Codex is best in class at a lot of things, but designing a good UX/UI ain’t one of them. Claude Code however is great at UX/UI design, but lacks some of the other skills that Codex excels in. So I decided to test that feeling.

As I wrote yesterday I am not a designer, but I like to critique designs anyway. So let’s have an experiment that compares both tools in the design department head to head, to see if my feeling is right.

The briefing was simple and based on a well known MacOS app: Reminders.

Then Codex and Claude Code started the process both in a separate folder with exactly the same prompt.

The first observation I had was that Codex took longer to run: ~17 minutes, vs. ~12 minutes it took Claude Code to do the same thing.

Here are the designs of Codex:

codex-redesign-reminders-daily-focus.png
codex-redesign-reminders-list-detail.png

And the designs that Claude came up with:

claude-redesign-reminders-daily-focus.png
claude-redesign-reminders-list-detail.png

At first glance I strongly preferred the version Codex came up with though, as it had more spacing and vibrant colors. It felt similar to the widely acclaimed Things 3 MacOS app… That was a surprise!

The Claude design felt like we were back in 2014. Just boring to be honest. The small type, dense layout, and flat colors made it feel dated.

Of course the version Codex made was not perfect, as it had some alignment issues for example that felt weird. But overall I was impressed in this head-to-head comparison.

Then let’s compare the UX improvements they both did to the design of the first screen. This was Codex explaining what it did:

  1. FILTER CHIPS BECOME THE OPENING MOVE Overdue, due today, and flagged counts are direct filters, so the user starts with one decision instead of scanning the whole app.

  2. URGENCY HAS VISUAL WEIGHT Overdue reminders get stronger color, more spacing, and a dedicated section above regular today items.

  3. FINISH OR DEFER WITHOUT OPENING A SHEET Inline actions expose the highest-frequency outcomes: done, tonight, tomorrow.

  4. EACH ROW CARRIES ENOUGH CONTEXT List, timing, and progress stay readable in one line, reducing back-and-forth into detail views.

And then Claude explained its rationale:

  1. Urgency-tiered grouping Tasks auto-sort into Overdue → Today → Done. Overdue items get a red left border and tinted background — impossible to ignore. Today’s items get amber. No more scanning a flat list to figure out what’s on fire. Before: Flat list, manual priority After: Auto-grouped by temporal urgency

  2. Natural language quick-add, always visible The input is always on screen — no “+” → modal → form flow. Type “Call dentist tomorrow 2pm” and it parses date, time, and list automatically. One action instead of five. ⌘N focuses it from anywhere. Before: + button → modal → 3 fields After: Type and press Enter

  3. Overdue gets its own Smart View The sidebar now has an explicit “Overdue” smart list with a red count. Current Reminders buries overdue items inside “Today” with no visual distinction — making it trivially easy to miss 3-day-old tasks.

  4. Keyboard shortcuts visible inline ⌘K for search and ⌘N for new reminder are shown right where you’d use them. No memorization required. Power users get speed; new users discover shortcuts organically.

  5. Drag handles for reschedule Hover reveals a drag handle on each task. Drag between urgency groups to reschedule (drag an overdue task into “Today” to snooze it). Faster than right-click → edit → change date → save.

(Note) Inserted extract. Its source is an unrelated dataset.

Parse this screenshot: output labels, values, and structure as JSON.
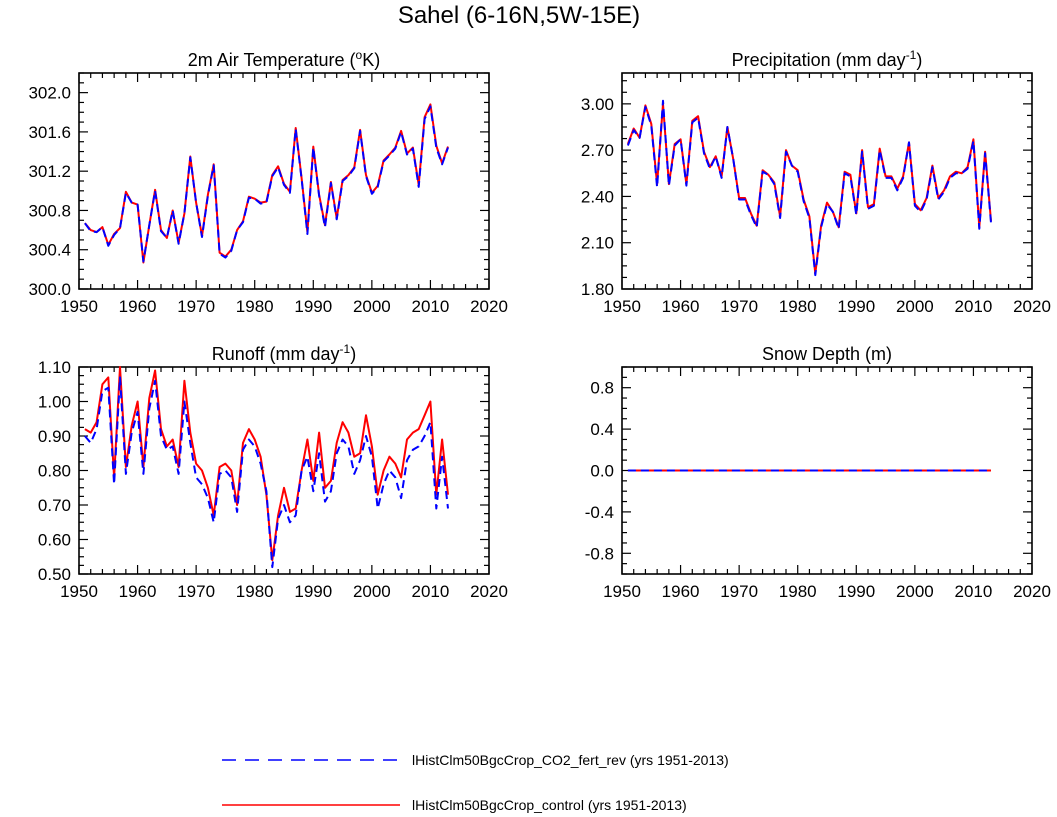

So they both were clear in explaining what they did. But I liked the responses of Claude Code slightly better. I liked the “keyboard shortcuts” and the “natural language quick-add” suggestions better.

Things 3 Inspiration?

As said before something that caught my eye is that the design Codex made looked vaguely similar to the Things 3 MacOS app. It mimicked the generous white space and sidebar translucency for example. I then remembered I had an experiment previously that specifically asked for a Things 3 like MacOS app design: my Relate CRM.

Could Codex have remembered that I already like Things 3 style aesthetics from that previous experiment?

Looking back into it however I saw I used Claude for that experiment instead. So this could not be the case. I would even go a bit further and was disappointed that Claude did not do better because it knew I liked the Things 3 style. Is this because the memory is separated in between each chat with Claude? I am not sure…

It’s easy to explain why Codex had a Things vibe feeling though. Because when prompted for a “High-quality macOS redesign,” Codex doesn’t reinvent the wheel. It leans into its training data. And Things 3 is widely discussed in blogs and UI examples as the gold standard for Apple look & feel, so Codex is treating it as the default for a MacOS app.

Key Insight:

Design isn’t just one thing. The experiment proved this accidentally by exposing that for the UI Codex was clearly better, but for the UX suggestions I preferred Claude slightly. So my preferred choice is Codex now as it fits my needs better. The visual polish matters most to me.